If I possessed the courteous gene, like my five other siblings, ancestry bunk could have remained hidden or swept under the area rug. But the bumps were growing larger, as was cancer in 2006. Everything punctuated to me that time was ticking. For the sake of health and family, facing decades-old dust bunnies, food crumbs, and dander could no longer be avoided.

Old family matters and genetics, or my family walnut tree, continue to affect me today. To claim otherwise is living blindly or embracing indifference. When unprepared, a family weakness seems to ooze from the seams, from one generation to the next, and to the next. And it can escalate. My DNA contains flaws, but most everyone's does. We can never predict what fickle hormones and crazy circumstances will do to our minds. Heritage awareness = self-awareness.

Both of my parents had passed years earlier, so I couldn't pull anything from their memory banks.
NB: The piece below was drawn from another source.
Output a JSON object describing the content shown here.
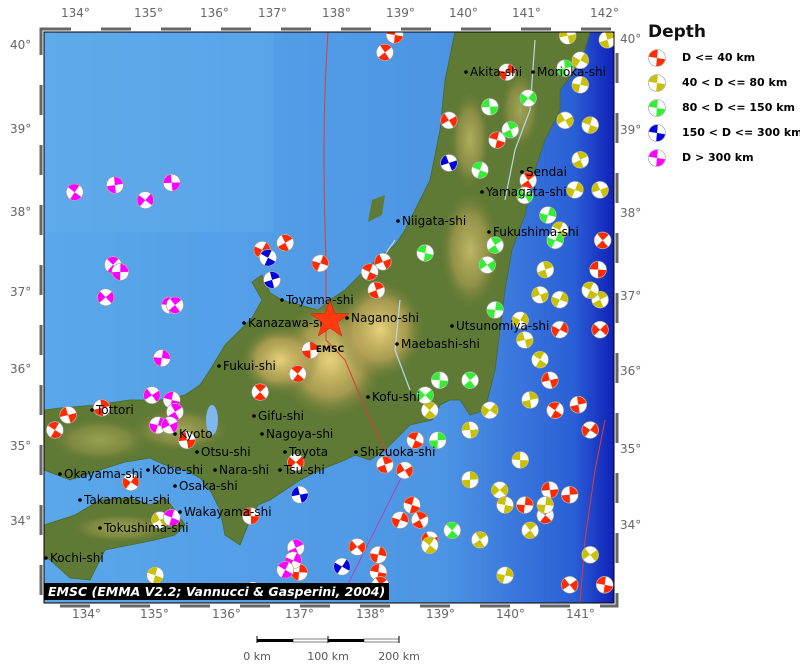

The information I received was convoluted; revealed to me in backwards-order; in mysterious Stars Wars trilogy fashion. Information seemed to come to me rather than my seeking it. The revelations were layered, like the many clicks required on an ad-filled Internet site. Many times a fork in the road would bring an aha-moment, where I believed I had discovered a root family issue for a final writing.

Dad suspected that he knew the root family tree issue. Remembering his quiet, under-the-breath murmur years ago of the specific matter was the beginning of my first concrete clue. He believed Frank was the problem. To which I add: ...and his 1945 exit from the family. I call it "The Wexit" (Weber Exit). It is an exit that is sudden. It is unexpected. And it leaves unsettling, serious internal injuries. Like seat belt injuries from a jolting car wreck. With generational consequences.

Yet now, I somewhat modify Dad's theory. I realize that one critical piece, from which most every other family issue experienced stems, comes earlier on, deeper within Mom's family tree. I refer to early Act I of III of my play, scene Generation 1 German maternal great-Grandfather Frederick Weber's reaction to World War I events and possibly shame. Around aged 60, during Son Frank's critical and vulnerable teen years, Frederick's 1918 immersion into writing rather than communicating about critical family issues negatively effected his family. I theorize this because Generation 2 Frank avoided critical issues and then ran. Generation 3, Frank's seed, did similarly, but in more creative ways.